Why Alison Watt wrote a novel inspired by the Halifax Explosion

Image | Dazzle Patterns HIWI

Caption: Alison Watt is a Vancouver-based painter and author of Dazzle Patterns. (Freehand Books)

Dec. 6, 2017 marks 100 years since the Halifax Explosion. It was a devastating moment in Canadian history, the impact of which still resonates today. Alison Watt has a personal connection to that history — her grandmother came to Halifax shortly after the explosion, when the city was in desperate need of workers in the wake of the disaster.
The British Columbia-based author, teacher and poet's first novel, Dazzle Patterns, is a fictionalized account of a year in the life of three young people in a love triangle trying to deal with life in the aftermath of the explosion. It is currently a finalist for the 2018 Amazon.ca First Novel Award.
In her own words, Watt explains how she wrote Dazzle Patterns.

Family ties

"My grandmother is from the Annapolis Valley and came to Halifax to work after the explosion because people were needed in the city to work. That's where she met my grandfather, who worked in the Merchant Marines. The story actually began as nonfiction, based on the life of my grandparents.
"I hadn't actually met my grandfather, he died before I was born. I had no records or memoirs, so I made it up. And that's how I tumbled down the slippery slope into fiction. I think it often happens when you write fiction — another story emerges.
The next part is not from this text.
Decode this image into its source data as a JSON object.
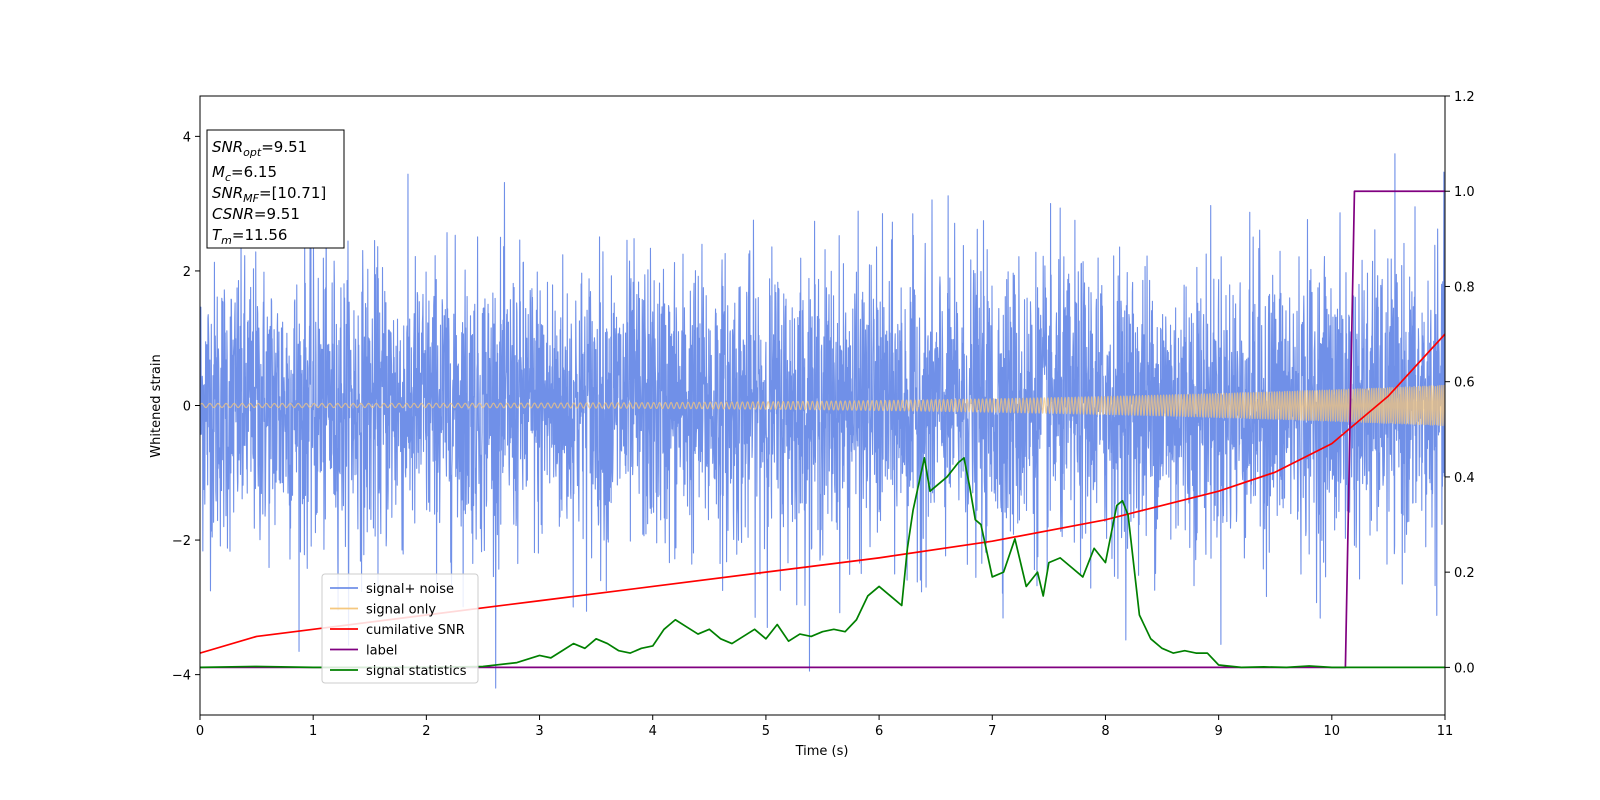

This secondary character had emerged with a much more interesting story. That secondary character became Clare [one of the main characters in Dazzle Patterns].
"The Halifax Explosion is such a big event that if you situate anything near it it's kind of like a black hole. It sucks the energy in. It was such a momentous event and there was so much drama — it just felt right."

The significance of glass

"Glass is important in the Halifax Explosion because so many windows shattered. Clare ends up losing an eye — as many people did. They were standing at windows watching the explosion, then the windows shattered. Or they were watching the ship on fire down in the harbour and then it blew up and the glass exploded. So there's that connection with glass.
"But once I started reading about glass making, I became interested in the metaphor of glass and the metaphor of transformation. Glass is made from basically sand, and it becomes something between liquid and solid. It moves from an elemental object into something utilitarian, but also very beautiful. There is the whole act of the artist's role in the transformation of the glass.
"I'm an artist myself. I didn't set out to write about art, but these things just find their way into our work. Dazzle Patterns is as much about art as it is about war and love."

Finding the good

"I would hope that the book conveys the costs of war both at home and abroad — the confusion and casualties are not always just in the arena of battle. That said, even in the ugliness of war — and the Explosion was really collateral of the conflict — beauty and spirit survives in many forms and is what the foundations of survival, both personal and cultural, are built on. The people of Halifax were incredibly generous, brave and resilient in their response and recovery after this event. One hundred years later, I think culturally, we carry, fears of impending disasters — climate, terrorism, new wars. The research and writing of this book has given me an abiding sense that the inherent goodness of people emerges in great crisis."
Alison Watt's comments have been edited and condensed.